Not far away in this wing of the house are the exercise components, including a swimming pool. Tropical plants soften the edges; a waterfall tumbles down boulders near a loft that's used as an exercise room.
Five three-phase pumps push water through niches in a granite wall to create a current and make laps challenging. It takes a strong swimmer to stroke from the far end of the pool to the rock wall when the current control is cycled to high, Eck says.
A channel off the pool leads under a Japanese-style bridge to a tile wall. Step over the wall and under a banana tree and you're in the soaking tub/spa, with ripe lemons hanging nearby and good light through glass walls. Everything in sight is custom-made.
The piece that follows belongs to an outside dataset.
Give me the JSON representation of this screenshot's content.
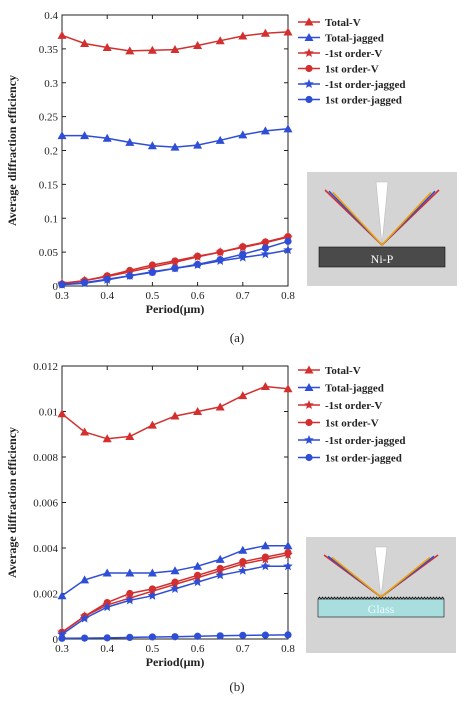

In Madrona, architect John Fleming, with Rohleder, Borges, Fleming Architecture, transformed the basement of an older four-story house into a steamroom-shower/sauna/wine cellar/gym.
In the bath area, plaster, teak and stone are intended to convey a feeling of safety and comfort. The materials express the notion that "here is where you rest and cleanse yourself from the day," Fleming says.
The space includes an art collection and limestone tiles from Portugal, to balance the etched-concrete floor and tub surround and please the senses.
To designer Holly McKinley, who chose paint colors, furnishings and some materials for the project, the former basement is very refined and carefully proportioned, with glitter and hardness minimized.
Care was taken so there would be no metal fittings for the glass-cube steam-shower, except on the door. The charcoal-colored slate and stained-concrete steps up to the sauna and shower are earthy feeling, as are the dark floors, says McKinley. The stairwell, seen from the exercise machines, is finished with Venetian plaster (pigments are added to the wet plaster) for a smooth, marble-like appearance. Call it a cleansing workout space for art-loving wine aficionados.
Which brings us to Sam and Sara Van Fleet. Both busy professionals, they are on friendly terms with dry heat, steam, home-exercise and the furniture-in-the-bathroom look.
They have been settled into their completely refurbished 1907 Vashon Island farmhouse for three months and are enjoying the best of two worlds. Their home's interior is a wonder of skilled wood joinery and up-to-the-moment style, including an upstairs bathroom with views of Puget Sound that clearly qualifies as a cleansing room. One can have an agreeable soak here, a session Ummel would applaud.
As for exercise, there's the garden to work or the woodpile to stack. And some 50 feet or so out the back door, amid a new rockery, a traditional sauna provides the dry heat and steam. Rainwater fills a nearby horse trough with clean, cold water. Friends gather, sit together on cedar benches, talk, up-end a ladle over the glowing rocks, inhale the steam, plunge in the chill trough, do it all over again.
Let's call this one a renewal space.
Dean Stahl is a Seattle writer and editor. Greg Gilbert is a Seattle Times staff photographer.